Enzymatic depletion or deprivation therapy, whether with peg-rhAgr1 or ADI, has now emerged as a new platform of anti-cancer treatment in a number of human malignancies, such as HCC and melanoma [18]. In vitro and in vivo xenograft studies suggest that this mode of treatment is efficacious also in prostatic and renal cell cancers, in which ASS and arginosuccinate lyase (ASL) were highly repressed or absent in an MD Anderson series [19]. Pegylated human arginase has recently been shown in one US study to induce remission in acute T cell leukemia [20]. The present study serves to prove the concept that arginine depletion is really a promising approach in treating advanced HCC patients. Thus, further evaluation of peg-rhArg1 in future phase-II trials of advanced HCC is warranted.

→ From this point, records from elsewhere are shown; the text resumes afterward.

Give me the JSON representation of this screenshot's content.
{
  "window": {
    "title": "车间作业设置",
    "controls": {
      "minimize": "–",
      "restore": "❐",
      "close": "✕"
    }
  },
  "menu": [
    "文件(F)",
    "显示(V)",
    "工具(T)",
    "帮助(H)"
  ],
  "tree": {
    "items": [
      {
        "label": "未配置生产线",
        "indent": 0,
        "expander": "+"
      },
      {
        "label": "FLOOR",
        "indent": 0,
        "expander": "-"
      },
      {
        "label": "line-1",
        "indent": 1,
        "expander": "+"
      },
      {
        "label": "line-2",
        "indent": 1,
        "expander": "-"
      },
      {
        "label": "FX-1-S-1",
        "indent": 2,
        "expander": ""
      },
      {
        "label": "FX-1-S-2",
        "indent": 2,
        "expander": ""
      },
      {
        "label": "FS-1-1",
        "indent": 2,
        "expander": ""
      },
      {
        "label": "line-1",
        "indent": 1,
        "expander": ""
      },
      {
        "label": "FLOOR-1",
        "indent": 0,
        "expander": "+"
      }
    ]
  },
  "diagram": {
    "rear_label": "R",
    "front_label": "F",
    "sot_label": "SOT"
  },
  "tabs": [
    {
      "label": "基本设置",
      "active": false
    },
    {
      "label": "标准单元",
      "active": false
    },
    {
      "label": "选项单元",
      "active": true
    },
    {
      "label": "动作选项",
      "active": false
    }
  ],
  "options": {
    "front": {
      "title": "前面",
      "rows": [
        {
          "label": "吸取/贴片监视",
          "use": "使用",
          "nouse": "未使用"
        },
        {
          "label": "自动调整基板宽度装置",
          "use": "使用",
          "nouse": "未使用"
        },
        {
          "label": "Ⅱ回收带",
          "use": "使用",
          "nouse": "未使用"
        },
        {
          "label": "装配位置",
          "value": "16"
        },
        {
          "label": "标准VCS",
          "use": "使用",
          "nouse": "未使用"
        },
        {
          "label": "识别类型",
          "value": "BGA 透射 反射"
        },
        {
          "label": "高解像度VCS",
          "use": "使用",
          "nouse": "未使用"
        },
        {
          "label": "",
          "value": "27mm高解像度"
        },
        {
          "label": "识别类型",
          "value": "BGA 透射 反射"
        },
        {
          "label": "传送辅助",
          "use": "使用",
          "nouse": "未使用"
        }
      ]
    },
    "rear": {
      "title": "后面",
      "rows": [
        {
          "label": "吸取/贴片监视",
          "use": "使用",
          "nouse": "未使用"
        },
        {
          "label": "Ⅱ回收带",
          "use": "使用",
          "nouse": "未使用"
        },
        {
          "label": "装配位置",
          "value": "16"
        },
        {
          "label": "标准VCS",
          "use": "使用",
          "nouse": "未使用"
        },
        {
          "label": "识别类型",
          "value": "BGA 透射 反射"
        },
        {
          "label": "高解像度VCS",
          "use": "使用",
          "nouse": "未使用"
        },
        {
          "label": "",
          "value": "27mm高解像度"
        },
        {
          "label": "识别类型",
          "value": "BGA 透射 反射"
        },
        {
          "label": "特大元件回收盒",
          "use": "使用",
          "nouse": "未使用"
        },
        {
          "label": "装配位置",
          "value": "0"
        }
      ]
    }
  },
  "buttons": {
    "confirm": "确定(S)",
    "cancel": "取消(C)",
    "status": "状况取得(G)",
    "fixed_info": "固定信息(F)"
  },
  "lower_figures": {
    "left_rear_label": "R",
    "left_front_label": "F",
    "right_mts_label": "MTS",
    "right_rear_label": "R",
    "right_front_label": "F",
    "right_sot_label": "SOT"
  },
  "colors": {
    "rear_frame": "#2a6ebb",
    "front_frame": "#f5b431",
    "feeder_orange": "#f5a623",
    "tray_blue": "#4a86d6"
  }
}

Peg-rhAgr1 might have demonstrated early activity in the group of heavily pre-treated advanced HCC patients. Of the 8 cases completed 8 weeks of treatment and beyond, 4 had durable SD lasting for 3 m+, 6 m+, 6 m+ and 3 m+, respectively with drop in AFP level. One patient had minor shrinkage of the target lung lesions that did not qualify as a partial response by the RECIST 1.0 criteria. As experienced by other clinical investigators in the field of HCC, assessing CT response to treatment in HCC is notoriously difficult and tumour response may result in tumour necrosis instead of shrinkage (Fig. 2) [21]. Notably, at the time when this study was conducted, RECIST 1.0 criteria was the standard for assessing tumor response [22]. As yet, there is no consensus in the HCC community about which new radiological criteria, such as EASL [13] or modified RECIST [21] would be a better method to assess response in HCC patients receiving targeted therapy or biological therapy alone. Unfortunately, 7 enrolled patients were not evaluable for treatment response and most of these patients discontinued the therapy early mainly due to either rapid disease progression or various complications from underlying cirrhosis. This indeed reflects the challenges in conducting clinical trials in this refractory patient population with aggressive tumour biology and poor liver reserve.

In conclusion, peg-rhArg1 has a manageable safety profile and is potentially a superior arginine depleting agent than ADI in the treatment of human malignancies due to its low toxicity profile and sustainable arginine depletion. The optimal therapeutic dose of peg-rhArgI is 1600U/kg in humans for future studies in advanced HCC patients.